For his fragrance launch, Combs, for instance, shot a series of mini movies that were shown on his MySpace page and on his brand’s website. Through those, he reckoned that he could touch about 3 million people per day.
Consultants at Mary Kay, Avon and The Body Shop are also recognizing the potential of putting a personal slant on their brands by using Facebook to promote their events and to share tips of their trade.
“I set up a Facebook page simply to let people know what I was doing in my Mary Kay business,” said Courtney Phelps, an independent consultant, based in Paw Paw, Michigan.
Fellow Mary Kay consultant, Chicagobased Erika Gesme, said she generated traffic to her website by offering a 10% discount on products to Facebook users. There was no hiding her marketing message.
“By adding my group to your list of groups it is like a walking advertisement, so I really appreciate that,” she wrote on her profile.
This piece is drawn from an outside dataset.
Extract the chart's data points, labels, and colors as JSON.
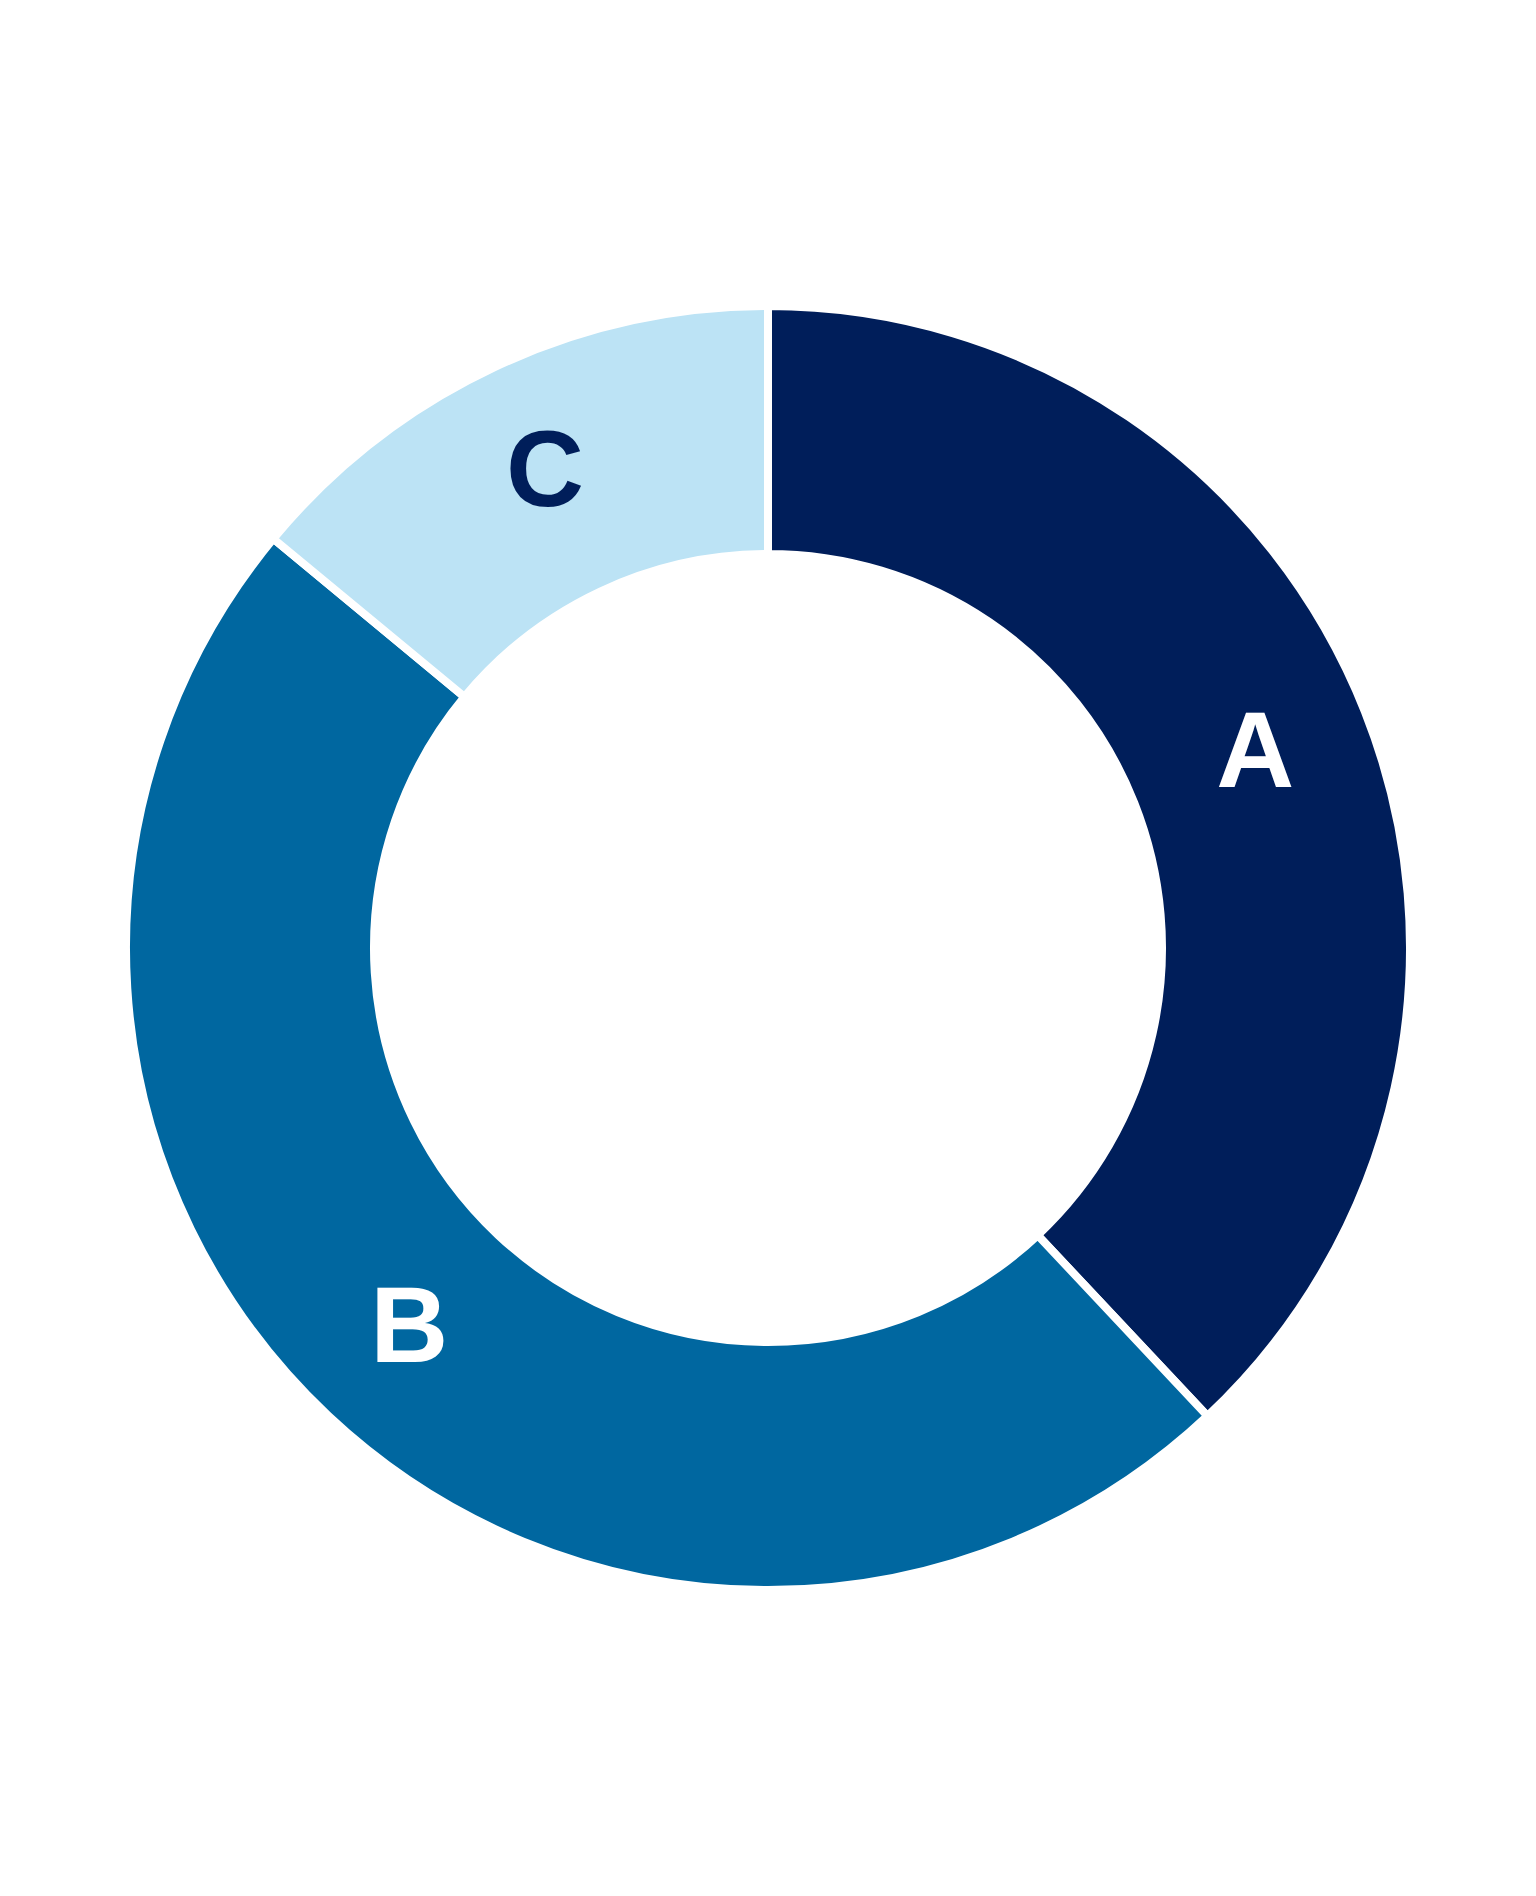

No doubt, the ultimate coup for beauty brands is when cybernauts take marketing—planned or unplanned—into their own hands. Take the example of London-based student Mary Grace Nguyen Guzon, who created The David Gandy Appreciation Society in tribute to the British model who stars in Dolce & Gabbana’s Light Blue Pour Homme fragrance advertising campaign.
“I had a strong feeling that this male model, although unknown, would soon become popular. So I took it upon myself to introduce the group and bring together a load of Facebook fans who would agree,” explained Guzon.
Today on Facebook, there are at least eight David Gandy fan groups boasting almost 700 members—and counting. For Procter & Gamble, Dolce & Gabbana’s fragrance license-holder, the word-of-mouth promotion didn’t cost a penny. And, as for Guzon, she acquired a handful of new “friends.” Such an example highlights how social networking sites are able to connect like-minded people for just about anything—or anyone— of their choosing.
“The sites provide an arena for free speech,” continued the Coty spokeswoman. “There’s an element of creativity, where users can create the content and are not being dictated to. So, there’s a sense of ownership.”